Keçi sürüsü içinden seçilen iki erkek keçiden biri Tanrı’ya diğeri de şeytanın diğer bir ismi olduğu söylenen Azazel’e gönderilirdi. Rivayete göre keçilerden biri kesilip kanı kutsal yerlere serpilir, diğeri ise günah keçisi seçilip toplumun tüm günahları bu keçinin üzerine yüklenerek, uçurumdan aşağı fırlatılır veya çöle bırakılarak ölüme terk edilirdi.
Böylece kavimin bütün günahlarını yükledikleri keçiyi hunharca katlederek, bir yıl boyunca işledikleri günahlardan arındıklarına inanırlardı.

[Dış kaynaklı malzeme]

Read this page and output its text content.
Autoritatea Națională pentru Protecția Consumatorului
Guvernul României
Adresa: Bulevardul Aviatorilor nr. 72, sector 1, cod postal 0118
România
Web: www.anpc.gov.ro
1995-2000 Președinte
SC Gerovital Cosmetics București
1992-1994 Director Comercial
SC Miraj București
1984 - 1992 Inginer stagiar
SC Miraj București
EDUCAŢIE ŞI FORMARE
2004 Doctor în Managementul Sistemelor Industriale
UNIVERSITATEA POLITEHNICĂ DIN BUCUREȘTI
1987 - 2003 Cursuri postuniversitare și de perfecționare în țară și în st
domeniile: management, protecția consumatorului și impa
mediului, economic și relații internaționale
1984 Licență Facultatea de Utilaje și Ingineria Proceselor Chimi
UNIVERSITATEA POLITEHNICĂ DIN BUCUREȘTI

Eski Yunanistan’da da benzer şekilde salgın hastalıklar ve kuraklık gibi afetlerin etkisini hafifletmek veya olmasını engellemek amacıyla insanlar günah keçisi olarak kullanılmaktaydı.
Atinada düzenlenen Tahargelia Şenliği’nde bir kadın ve bir erkek seçilmekte, şölenden sonra bu çift şehirde dövülerek dolaştırılıp, sonra da kent dışına sürülüp orada taşlanarak öldürülmekteydi.

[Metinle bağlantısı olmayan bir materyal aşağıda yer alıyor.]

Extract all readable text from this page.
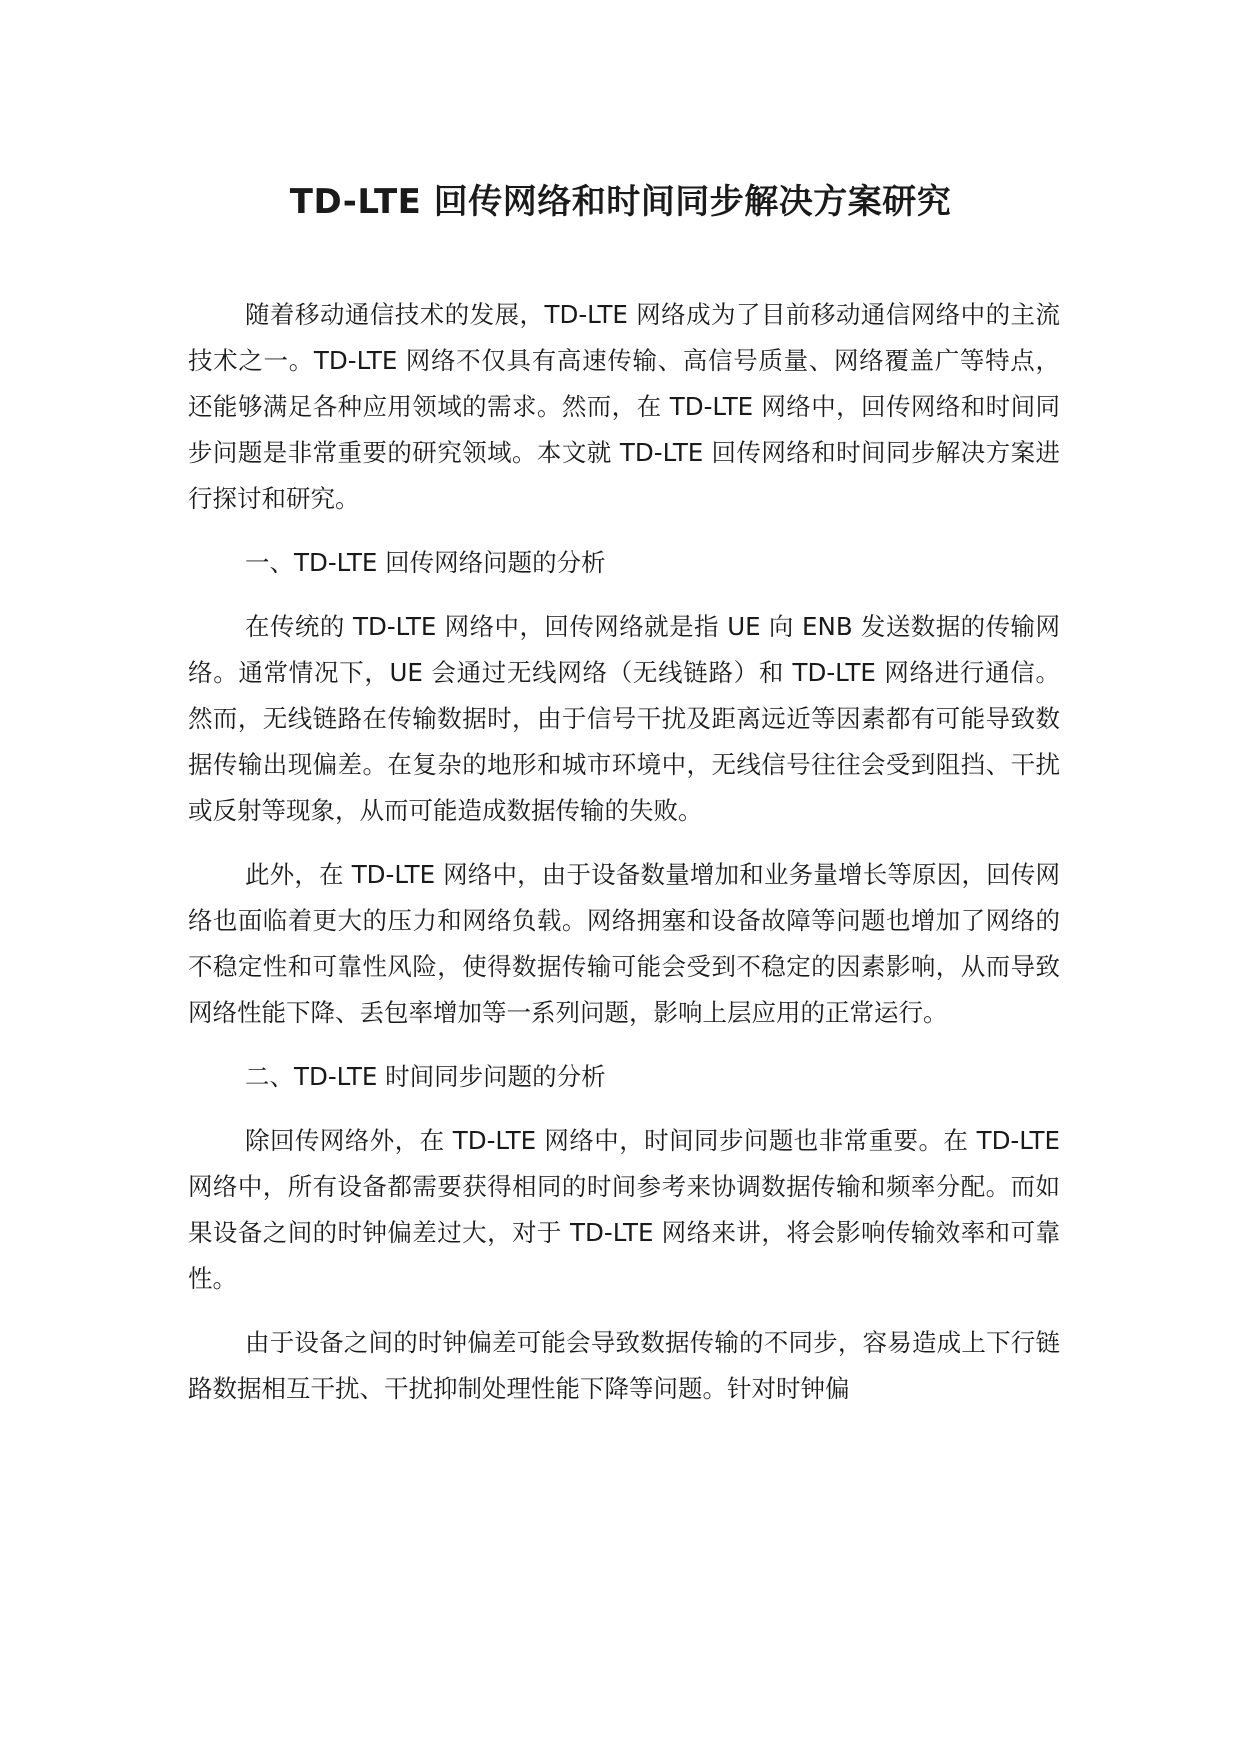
TD-LTE 回传网络和时间同步解决方案研究

随着移动通信技术的发展，TD-LTE 网络成为了目前移动通信网络中的主流技术之一。TD-LTE 网络不仅具有高速传输、高信号质量、网络覆盖广等特点，还能够满足各种应用领域的需求。然而，在 TD-LTE 网络中，回传网络和时间同步问题是非常重要的研究领域。本文就 TD-LTE 回传网络和时间同步解决方案进行探讨和研究。

一、TD-LTE 回传网络问题的分析

在传统的 TD-LTE 网络中，回传网络就是指 UE 向 ENB 发送数据的传输网络。通常情况下，UE 会通过无线网络（无线链路）和 TD-LTE 网络进行通信。然而，无线链路在传输数据时，由于信号干扰及距离远近等因素都有可能导致数据传输出现偏差。在复杂的地形和城市环境中，无线信号往往会受到阻挡、干扰或反射等现象，从而可能造成数据传输的失败。

此外，在 TD-LTE 网络中，由于设备数量增加和业务量增长等原因，回传网络也面临着更大的压力和网络负载。网络拥塞和设备故障等问题也增加了网络的不稳定性和可靠性风险，使得数据传输可能会受到不稳定的因素影响，从而导致网络性能下降、丢包率增加等一系列问题，影响上层应用的正常运行。

二、TD-LTE 时间同步问题的分析

除回传网络外，在 TD-LTE 网络中，时间同步问题也非常重要。在 TD-LTE 网络中，所有设备都需要获得相同的时间参考来协调数据传输和频率分配。而如果设备之间的时钟偏差过大，对于 TD-LTE 网络来讲，将会影响传输效率和可靠性。

由于设备之间的时钟偏差可能会导致数据传输的不同步，容易造成上下行链路数据相互干扰、干扰抑制处理性能下降等问题。针对时钟偏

Toplumsal kusurları birisinin üzerine atarak kendisini arındırma ayinine konu olan günah keçisi ritüeli değişik biçimlerde günümüzde de devam ediyor.
Böylece insanların sorunun kaynağını görmesini engelleyerek, tepkinin sorunun kaynağına değil seçtikleri günah keçisine yönelmesine çalışıyorlar.

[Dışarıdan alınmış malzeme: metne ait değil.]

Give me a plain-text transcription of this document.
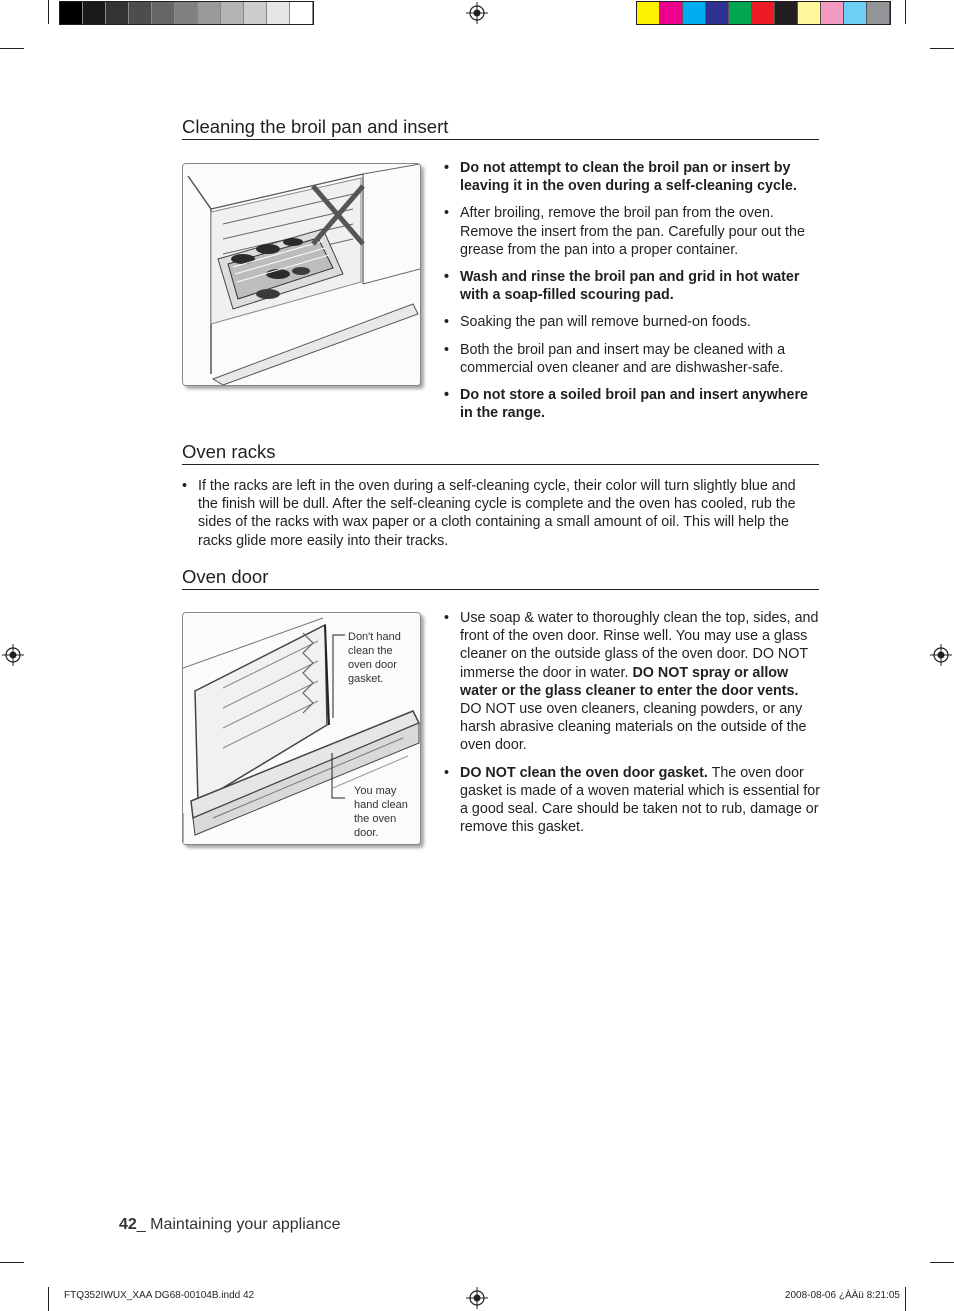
Cleaning the broil pan and insert
• Do not attempt to clean the broil pan or insert by leaving it in the oven during a self-cleaning cycle.
• After broiling, remove the broil pan from the oven. Remove the insert from the pan. Carefully pour out the grease from the pan into a proper container.
• Wash and rinse the broil pan and grid in hot water with a soap-filled scouring pad.
• Soaking the pan will remove burned-on foods.
• Both the broil pan and insert may be cleaned with a commercial oven cleaner and are dishwasher-safe.
• Do not store a soiled broil pan and insert anywhere in the range.
Oven racks
• If the racks are left in the oven during a self-cleaning cycle, their color will turn slightly blue and the finish will be dull. After the self-cleaning cycle is complete and the oven has cooled, rub the sides of the racks with wax paper or a cloth containing a small amount of oil. This will help the racks glide more easily into their tracks.
Oven door
Don't hand clean the oven door gasket.
You may hand clean the oven door.
• Use soap & water to thoroughly clean the top, sides, and front of the oven door. Rinse well. You may use a glass cleaner on the outside glass of the oven door. DO NOT immerse the door in water. DO NOT spray or allow water or the glass cleaner to enter the door vents. DO NOT use oven cleaners, cleaning powders, or any harsh abrasive cleaning materials on the outside of the oven door.
• DO NOT clean the oven door gasket. The oven door gasket is made of a woven material which is essential for a good seal. Care should be taken not to rub, damage or remove this gasket.
42_ Maintaining your appliance
FTQ352IWUX_XAA DG68-00104B.indd 42	2008-08-06 ¿ÀÀü 8:21:05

Bütçe görüşmelerini televizyondan izlerken, iktidar temsilcilerinin, hiçbir toplumsal sorunun günahını üstlenmediğini, neredeyse var olan bütün sorunları, günah keçisi olarak seçtiği CHP’ye yükleyerek, kendini günahlarından arındırmaya çalıştığını görünce, günah keçisi ritüeli aklıma geldi.
İktidar öyle bir hava yaratıyor ki, olup bitenden kendinin hiçbir günahı yok. Sanki on sekiz yıldır ülkeyi CHP yönetiyor! Bütün günahları CHP’nin üzerine yüklemiş. Sanki günah keçisi seçtiği CHP’yi yok etsen, bu ülke bütün günahlarından arınacak, cennet gibi bir ülke olacak!
Ne işsizlik kalacak ne yoksulluk…
Hak, hukuk, adalet diye bir derdimiz olmayacak. ..
Hatta deprem bile olmayacak…
Muhalefete bakıyorsun onların cephesinde de fazla bir değişiklik yok, sanki bu toplumda olan bitenden hiç kendilerinin günahı yok, bütün günahları iktidara yükleyerek, görevlerini yapmanın gönül rahatlığını yaşıyorlar.
Oysa on sekiz yıldır bu ülkeyi yöneten AKP, on sekiz yıl önce, o günkü muhalefet partileri, özellikle de CHP halkta umut ve güven yaratamadığından, iktidara gelmiştir.
Bu gün nerdeyse tarih yeniden tekerrür ediyor.
AKP o gün bu ülkeyi bir ekonomik krizin çıkışında almış, on sekiz yıl sonra tekrar bir ekonomik krizin eşiğine getirmiş, her alanda toplumsal sorunlar kartopu gibi büyümüş ama muhalefet partileri yine yeterince halka güven veremiyor. Muhalefet büyüyeceğine karasız seçmen büyüyor. Neredeyse kararsız seçmen bir partide toplansa ana muhalefet olacak!
Bu tablo karşısında muhalefetin hiçbir suçu yok da halk mı suçlu?
Bu halk bu iktidara mahkûmsa, şairin dediği gibi; biz bu haldeysek dilim varmıyor ama kabahatin çoğu sizde, çünkü siyaset inanç ve güven işi, var olan sorunları çözeceğinize dair halkta inanç ve güven yaratmadığınız için iktidar bütün olumsuzluklarına rağmen iş başında. Bu güveni yaratmak sizin işiniz. Bunu yaratamıyorsanız, çekip gideceksiniz ki, yerinize bu güveni yaratacaklar gelsin…
Yani sözün kısası, bırakın artık günah keçileri aramayı, kimse günahlarını bir başkasının üstüne yükleyerek kendisini aklayamaz.
Artık bu halk biliyor suç kimin günah kimin, boşuna yormayın kendinizi.
Siz bırakın günah keçisi aramayı. Bu ülkeyi bu cendereden nasıl çıkaracaksınız, onu anlatın.
Bu konuda halkta nasıl güven yaratacaksanız, onun yol ve yöntemlerine kafa yorun!
Muhalefeti güçlü olmayan hiçbir ülkede demokrasi sağlıklı işlemez!